A funeral mass was held at St. Joseph’s Basilica in Edmonton on March 3 to celebrate the life of a courageous woman, who never let her blindness stand in the way of leading a caring, productive life.
Now, just a few short weeks after the funeral of his beloved sister, Alvin Gaetz tells her story mostly because he believes it is a story that needs to be told.
Doris Goetz was born in 1941, the youngest of 10 children. She was raised on a farm in the Bluffton area.
“She had big blue eyes,” Goetz said, remembering his sister, even from birth appeared to have something wrong with her eyes.
“Anytime she touched her eyes she cried in pain and when she was outside she has to hold her little fists over them as the bright light hurt.”
It was later discovered the child had been born with glaucoma. During her growing up years, Goetz had only limited sight and in her mid 20s she became legally blind.
In 1947 when she was only eight years old, the Red Cross financially assisted the family so they could take her to a hospital in San Francisco.

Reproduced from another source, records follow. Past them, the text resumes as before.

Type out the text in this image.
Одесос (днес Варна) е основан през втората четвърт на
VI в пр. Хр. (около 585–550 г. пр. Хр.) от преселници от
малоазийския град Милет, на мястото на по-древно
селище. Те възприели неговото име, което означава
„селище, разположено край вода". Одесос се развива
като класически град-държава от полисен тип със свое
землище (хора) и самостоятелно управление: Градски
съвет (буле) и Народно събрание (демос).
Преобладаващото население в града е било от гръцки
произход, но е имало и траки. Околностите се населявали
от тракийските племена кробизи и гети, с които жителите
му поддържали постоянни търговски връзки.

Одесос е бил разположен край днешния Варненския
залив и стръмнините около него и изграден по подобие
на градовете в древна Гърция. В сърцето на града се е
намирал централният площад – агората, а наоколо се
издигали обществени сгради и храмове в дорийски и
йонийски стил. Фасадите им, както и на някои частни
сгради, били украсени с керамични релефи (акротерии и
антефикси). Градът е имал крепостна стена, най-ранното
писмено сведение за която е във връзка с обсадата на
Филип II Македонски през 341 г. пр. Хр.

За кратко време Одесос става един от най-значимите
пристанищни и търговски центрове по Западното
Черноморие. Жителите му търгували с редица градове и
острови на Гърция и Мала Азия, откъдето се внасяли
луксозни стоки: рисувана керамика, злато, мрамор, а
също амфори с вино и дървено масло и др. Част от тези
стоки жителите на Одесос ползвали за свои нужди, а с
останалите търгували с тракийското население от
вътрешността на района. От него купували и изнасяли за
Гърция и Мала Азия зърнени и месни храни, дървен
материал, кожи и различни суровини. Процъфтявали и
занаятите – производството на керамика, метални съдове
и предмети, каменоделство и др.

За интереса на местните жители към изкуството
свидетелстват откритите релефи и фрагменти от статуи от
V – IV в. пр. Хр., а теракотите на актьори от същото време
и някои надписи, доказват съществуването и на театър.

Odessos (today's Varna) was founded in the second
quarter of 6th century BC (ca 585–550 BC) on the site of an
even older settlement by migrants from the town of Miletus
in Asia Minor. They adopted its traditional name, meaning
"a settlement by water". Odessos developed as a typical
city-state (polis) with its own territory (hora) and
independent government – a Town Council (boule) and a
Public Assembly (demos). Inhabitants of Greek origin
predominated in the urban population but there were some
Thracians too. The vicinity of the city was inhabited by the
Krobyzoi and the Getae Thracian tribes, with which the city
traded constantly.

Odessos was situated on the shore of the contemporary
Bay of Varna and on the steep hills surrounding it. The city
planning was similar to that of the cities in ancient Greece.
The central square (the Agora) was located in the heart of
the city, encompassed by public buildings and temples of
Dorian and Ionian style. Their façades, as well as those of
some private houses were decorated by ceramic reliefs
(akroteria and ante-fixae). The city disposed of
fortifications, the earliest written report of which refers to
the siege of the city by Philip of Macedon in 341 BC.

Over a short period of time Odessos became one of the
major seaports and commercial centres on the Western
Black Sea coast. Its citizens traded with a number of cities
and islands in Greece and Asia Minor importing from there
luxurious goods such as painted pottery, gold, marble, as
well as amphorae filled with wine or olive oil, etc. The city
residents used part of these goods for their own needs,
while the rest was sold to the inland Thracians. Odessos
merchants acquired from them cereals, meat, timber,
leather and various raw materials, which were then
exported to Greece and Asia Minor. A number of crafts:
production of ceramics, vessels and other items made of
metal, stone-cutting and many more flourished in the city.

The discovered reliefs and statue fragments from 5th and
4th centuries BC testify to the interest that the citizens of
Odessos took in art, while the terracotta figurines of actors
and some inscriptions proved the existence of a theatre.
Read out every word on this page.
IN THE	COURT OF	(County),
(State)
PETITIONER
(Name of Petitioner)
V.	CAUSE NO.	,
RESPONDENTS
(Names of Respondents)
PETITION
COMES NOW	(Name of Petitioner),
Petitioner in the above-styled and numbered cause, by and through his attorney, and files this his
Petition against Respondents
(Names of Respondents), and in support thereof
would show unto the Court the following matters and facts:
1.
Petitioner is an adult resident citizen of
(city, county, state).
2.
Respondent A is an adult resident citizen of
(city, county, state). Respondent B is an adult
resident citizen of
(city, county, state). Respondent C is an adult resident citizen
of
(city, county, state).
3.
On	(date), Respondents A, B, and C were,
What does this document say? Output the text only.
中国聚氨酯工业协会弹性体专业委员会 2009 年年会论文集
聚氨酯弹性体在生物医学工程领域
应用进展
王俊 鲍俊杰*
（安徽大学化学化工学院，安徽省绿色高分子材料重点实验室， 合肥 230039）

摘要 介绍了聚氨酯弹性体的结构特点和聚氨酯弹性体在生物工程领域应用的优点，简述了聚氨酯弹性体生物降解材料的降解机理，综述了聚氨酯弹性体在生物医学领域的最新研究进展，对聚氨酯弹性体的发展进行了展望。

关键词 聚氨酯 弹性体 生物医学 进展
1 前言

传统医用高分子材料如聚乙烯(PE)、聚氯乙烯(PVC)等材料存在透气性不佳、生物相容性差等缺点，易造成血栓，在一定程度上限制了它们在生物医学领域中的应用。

“The trip was made in the spring in an old 1934 Chev on lots of gravel roads. Many flat tires later they made it,” Alvin remembered.
The child was left at the clinic until October where she underwent electro therapy treatments.
During her months at the clinic, a nurse at the hospital took her under her wing and sent letters home with updates about the little girl.
“In October we got the message that we could bring her home. Dad went by train down to get her and brought her back.”
Goetz said his sister was excited to come home and especially enjoyed the ferry ride from Seattle to Vancouver.
Finally, Doris settled down to school in Bluffton where an understanding teacher put her at the front of the classroom so she could read the blackboard. But her eyesight continued to deteriorate and three years later, the teacher suggested she go to a residential school in Brantford, Ontario.
“I still remember her walking out to the farm to tell us that,” Goetz said.
So for the second time in her short life, Doris was uprooted, this time to travel to Ontario, where she would encounter a completely different way of life, away from her siblings and her parents.
She was 11 years-old.
“It was like being on the moon,” Alvin said. “She didn’t get to come home for Christmas or Easter, just summer breaks.”
When Doris came home on those summer breaks she enjoyed picking peas and beans from the family garden and she loved to shell peas.
One time one of her sisters took out to the cow pasture to let her drive a car.
“We were teasing her. We told her she had done everything, now when was she going to drive a car? She ran over more cow patties than we could even see,” he said with a chuckle.
After she completed her schooling, Doris took CNIB training at the University of Toronto. Her training enabled her to help other visually impaired people to be independent by teaching them Braille, identifying money, using the telephone and being safe around a stove.
In 1964 she moved to Edmonton where she continued to work for the CNIB until her retirement.
Doris adapted to city living very well, Alvin said.
“For the first six years she took the bus to work, he said. “And for 25 years she crossed Jasper Avenue twice a day. “She knew her way around very well. Anyone who got lost in the city could phone her. She would tell them what to do,” he added with a wry smile.
In the early ‘90s she got a guide dog and each and every dog she ever owned became her total companion.
Throughout her lifetime, the visually impaired farm girl, who later became quite used to urban living, believed that blind people needed to be treated with respect, but not waited on as if they were incapable of performing tasks necessary for daily living.
As well as helping other with a gentle nudge of spiritual and practical support, Goetz found the time to enjoy life to the fullest.
She loved balcony gardening. An accomplished pianist herself, she enjoyed listening to classical music and attending the symphony theatre, opera and movies. She enjoyed entertaining, knitting, crocheting and doing needlepoint.
She especially enjoyed the companionship of her beloved guide dogs: Dee, Empress, Tim and Wilda.
Her second last dog, Tim had a different owner, but still he became very agitated when Doris passed away,” said Goetz. “Animals have a sixth sense. They know.”
Looking back on his sister’s life, Goetz realizes that the guide dogs played a vital and important role.
“I would like to see more money go towards guide dogs,” he said. There is a waiting list for those dogs and they can help so many people.